There are no adequate and well-controlled studies in pregnant women. Reproductive studies in rats and rabbits demonstrated that midostaurin induced fetotoxicity. An increase in number of late resorptions, a reduction in fetal weight and reduced skeletal ossification were observed in rats and rabbits following prenatal exposure to midostaurin at concentrations over 50–fold below the exposure in humans at the recommended doses of 50 and 100 mg twice daily based on AUC. Pregnant women should be advised of the potential risk to the fetus.
Animal data: In embryo-fetal development studies in rats and rabbits, pregnant animals received oral doses of midostaurin at 3, 10, and 30 mg/kg/day and at 2, 10 and 20 mg/kg/day, respectively, during the period of organogenesis. An increase in number of late resorptions was observed at all dose levels and a reduction in fetal weight and skeletal ossification was observed in rats at the high dose of 30 mg/kg/day; no maternal toxicity was observed. In rabbits, maternal toxicity was observed at all dose levels. Mortality in dams, reduced fetal weight and delayed ossification was observed at 10 and 20 mg/kg/day. The concentrations at which maternal and fetal toxicity occurred in both species are over 50-fold below the human therapeutic exposures at the recommended doses of 50 and 100 mg twice daily based on AUC comparisons across species. In a pre- and post-natal developmental study, rats were given oral doses of 5, 15, and 30 mg/kg/day during gestation through lactation up to weaning. Maternal toxicity including signs of dystocia and reduced litter size were observed at 30 mg/kg/day. Lower body weights, a delay in eye opening and auricular startle ontogeny were noted in the rat pups (F1 generation) exposed to midostaurin at 30 mg/kg/day.
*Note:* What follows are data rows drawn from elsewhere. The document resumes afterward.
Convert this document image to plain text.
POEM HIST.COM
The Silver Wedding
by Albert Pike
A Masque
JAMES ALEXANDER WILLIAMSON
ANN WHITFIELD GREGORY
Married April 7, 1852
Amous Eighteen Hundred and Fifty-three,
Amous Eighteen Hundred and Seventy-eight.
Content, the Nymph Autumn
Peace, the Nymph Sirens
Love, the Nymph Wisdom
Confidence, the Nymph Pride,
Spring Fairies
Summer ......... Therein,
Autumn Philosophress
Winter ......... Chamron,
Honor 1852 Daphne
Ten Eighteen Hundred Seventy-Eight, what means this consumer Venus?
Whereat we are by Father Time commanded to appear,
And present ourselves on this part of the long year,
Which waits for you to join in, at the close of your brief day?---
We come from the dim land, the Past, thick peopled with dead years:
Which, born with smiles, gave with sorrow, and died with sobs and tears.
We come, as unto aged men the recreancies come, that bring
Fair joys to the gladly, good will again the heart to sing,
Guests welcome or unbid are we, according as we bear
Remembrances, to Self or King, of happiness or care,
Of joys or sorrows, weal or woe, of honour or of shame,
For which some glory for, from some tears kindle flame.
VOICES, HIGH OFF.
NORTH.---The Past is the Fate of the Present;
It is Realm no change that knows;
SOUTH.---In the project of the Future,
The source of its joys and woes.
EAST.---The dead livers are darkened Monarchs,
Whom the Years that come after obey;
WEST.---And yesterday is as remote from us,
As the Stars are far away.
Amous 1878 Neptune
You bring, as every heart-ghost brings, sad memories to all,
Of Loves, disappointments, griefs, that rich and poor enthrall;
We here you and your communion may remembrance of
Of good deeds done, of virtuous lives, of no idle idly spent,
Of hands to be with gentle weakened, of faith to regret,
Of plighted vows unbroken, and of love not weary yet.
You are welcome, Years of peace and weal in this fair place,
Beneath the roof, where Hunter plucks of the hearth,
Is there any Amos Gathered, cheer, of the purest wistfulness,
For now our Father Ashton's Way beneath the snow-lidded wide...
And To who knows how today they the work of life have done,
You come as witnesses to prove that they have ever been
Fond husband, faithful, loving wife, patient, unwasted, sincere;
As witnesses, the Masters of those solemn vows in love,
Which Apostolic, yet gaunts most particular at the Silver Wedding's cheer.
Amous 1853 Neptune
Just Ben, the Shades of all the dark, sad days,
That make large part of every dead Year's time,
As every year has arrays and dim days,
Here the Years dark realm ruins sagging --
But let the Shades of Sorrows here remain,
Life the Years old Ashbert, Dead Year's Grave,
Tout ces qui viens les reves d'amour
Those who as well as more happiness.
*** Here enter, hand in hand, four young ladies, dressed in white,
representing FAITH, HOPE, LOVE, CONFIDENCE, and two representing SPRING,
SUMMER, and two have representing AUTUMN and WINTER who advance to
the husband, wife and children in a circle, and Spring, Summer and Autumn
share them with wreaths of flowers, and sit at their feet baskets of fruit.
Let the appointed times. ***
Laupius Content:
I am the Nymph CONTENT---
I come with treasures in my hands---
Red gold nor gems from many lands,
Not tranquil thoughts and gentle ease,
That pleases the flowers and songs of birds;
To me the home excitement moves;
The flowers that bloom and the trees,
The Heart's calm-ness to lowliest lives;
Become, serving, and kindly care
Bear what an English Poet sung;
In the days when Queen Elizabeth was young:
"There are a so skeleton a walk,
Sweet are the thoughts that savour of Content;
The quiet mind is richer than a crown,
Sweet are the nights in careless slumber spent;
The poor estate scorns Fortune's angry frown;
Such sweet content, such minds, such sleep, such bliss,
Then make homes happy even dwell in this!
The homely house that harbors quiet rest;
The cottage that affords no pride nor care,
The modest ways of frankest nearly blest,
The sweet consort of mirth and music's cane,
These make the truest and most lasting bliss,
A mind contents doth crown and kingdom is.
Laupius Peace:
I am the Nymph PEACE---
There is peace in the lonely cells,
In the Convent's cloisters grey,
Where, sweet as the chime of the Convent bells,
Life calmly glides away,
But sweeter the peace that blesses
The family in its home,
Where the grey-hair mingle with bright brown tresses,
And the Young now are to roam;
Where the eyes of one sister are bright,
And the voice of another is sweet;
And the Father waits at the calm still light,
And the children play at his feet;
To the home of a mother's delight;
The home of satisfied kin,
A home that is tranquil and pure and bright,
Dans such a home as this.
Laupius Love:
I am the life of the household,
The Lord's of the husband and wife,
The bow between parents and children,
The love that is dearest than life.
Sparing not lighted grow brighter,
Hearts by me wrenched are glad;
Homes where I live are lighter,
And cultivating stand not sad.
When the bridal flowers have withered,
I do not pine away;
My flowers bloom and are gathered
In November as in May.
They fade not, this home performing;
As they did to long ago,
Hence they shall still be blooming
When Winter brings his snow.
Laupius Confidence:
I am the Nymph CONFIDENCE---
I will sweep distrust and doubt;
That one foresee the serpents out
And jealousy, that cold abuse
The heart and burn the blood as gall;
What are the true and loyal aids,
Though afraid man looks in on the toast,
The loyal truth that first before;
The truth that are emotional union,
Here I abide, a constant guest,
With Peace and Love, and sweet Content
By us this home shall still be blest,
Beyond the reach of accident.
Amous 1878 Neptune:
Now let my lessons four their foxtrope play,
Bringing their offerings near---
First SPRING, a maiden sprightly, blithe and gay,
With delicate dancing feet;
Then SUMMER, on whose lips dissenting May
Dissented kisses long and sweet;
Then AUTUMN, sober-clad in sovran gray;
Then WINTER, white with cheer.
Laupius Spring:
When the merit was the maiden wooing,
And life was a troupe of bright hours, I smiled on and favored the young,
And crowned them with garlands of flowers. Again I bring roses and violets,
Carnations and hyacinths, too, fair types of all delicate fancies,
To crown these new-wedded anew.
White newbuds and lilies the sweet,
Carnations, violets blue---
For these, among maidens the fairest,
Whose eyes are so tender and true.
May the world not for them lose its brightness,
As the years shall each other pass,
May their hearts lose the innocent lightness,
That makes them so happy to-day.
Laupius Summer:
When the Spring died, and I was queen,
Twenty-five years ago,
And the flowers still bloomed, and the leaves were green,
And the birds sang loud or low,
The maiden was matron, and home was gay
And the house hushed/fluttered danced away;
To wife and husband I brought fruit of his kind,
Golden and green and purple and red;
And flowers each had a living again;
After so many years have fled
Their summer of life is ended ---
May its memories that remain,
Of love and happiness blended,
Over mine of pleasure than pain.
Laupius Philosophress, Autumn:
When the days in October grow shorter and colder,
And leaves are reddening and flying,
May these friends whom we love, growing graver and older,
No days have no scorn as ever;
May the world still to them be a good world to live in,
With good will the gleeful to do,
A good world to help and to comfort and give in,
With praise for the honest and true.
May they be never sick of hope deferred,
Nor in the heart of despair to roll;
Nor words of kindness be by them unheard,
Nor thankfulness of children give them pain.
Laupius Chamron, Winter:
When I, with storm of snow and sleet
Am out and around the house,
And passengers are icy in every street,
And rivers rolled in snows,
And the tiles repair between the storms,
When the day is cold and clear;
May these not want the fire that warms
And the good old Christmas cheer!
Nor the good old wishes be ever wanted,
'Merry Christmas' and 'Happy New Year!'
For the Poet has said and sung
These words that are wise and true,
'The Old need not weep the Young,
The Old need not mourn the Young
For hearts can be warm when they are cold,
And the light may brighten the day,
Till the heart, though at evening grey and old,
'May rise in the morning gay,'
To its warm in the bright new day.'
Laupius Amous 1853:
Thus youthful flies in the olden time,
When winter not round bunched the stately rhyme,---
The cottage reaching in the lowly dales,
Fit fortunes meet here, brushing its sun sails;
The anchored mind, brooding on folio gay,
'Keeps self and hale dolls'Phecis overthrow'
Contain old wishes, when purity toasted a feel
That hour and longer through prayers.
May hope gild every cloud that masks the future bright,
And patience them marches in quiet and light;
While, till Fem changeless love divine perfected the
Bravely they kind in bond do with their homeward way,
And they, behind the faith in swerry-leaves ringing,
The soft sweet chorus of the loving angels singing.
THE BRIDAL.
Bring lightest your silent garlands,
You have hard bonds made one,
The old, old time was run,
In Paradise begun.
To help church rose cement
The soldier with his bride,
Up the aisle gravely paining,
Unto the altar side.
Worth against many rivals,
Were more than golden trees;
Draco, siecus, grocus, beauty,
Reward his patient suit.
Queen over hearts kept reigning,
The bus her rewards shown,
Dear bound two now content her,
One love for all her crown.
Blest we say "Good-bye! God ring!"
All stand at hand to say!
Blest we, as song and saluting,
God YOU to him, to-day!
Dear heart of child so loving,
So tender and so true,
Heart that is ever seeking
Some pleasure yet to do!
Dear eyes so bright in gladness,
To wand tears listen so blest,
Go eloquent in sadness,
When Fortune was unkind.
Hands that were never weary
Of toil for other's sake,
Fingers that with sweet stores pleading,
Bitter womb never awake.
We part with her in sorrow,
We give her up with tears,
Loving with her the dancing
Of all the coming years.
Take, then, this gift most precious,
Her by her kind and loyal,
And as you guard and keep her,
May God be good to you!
Maternal systemic exposure at 30 mg/kg (based on AUC) was over 200-fold below the human therapeutic exposures at the human doses of 50 and 100 mg twice daily.
Lactation: It is unknown whether midostaurin or its active metabolites are excreted in human milk. There are no data on the effects of RYDAPT on the breastfed child or the effects of RYDAPT on milk production. Studies show that orally administered midostaurin and its active metabolites pass into the milk of lactating rats. Because many drugs are excreted in human milk and because of the potential for serious adverse reactions in nursing infants from RYDAPT, a nursing woman should be advised on the potential risks to the child and breast-feeding should be discontinued during treatment with RYDAPT and for at least 4 months after stopping treatment.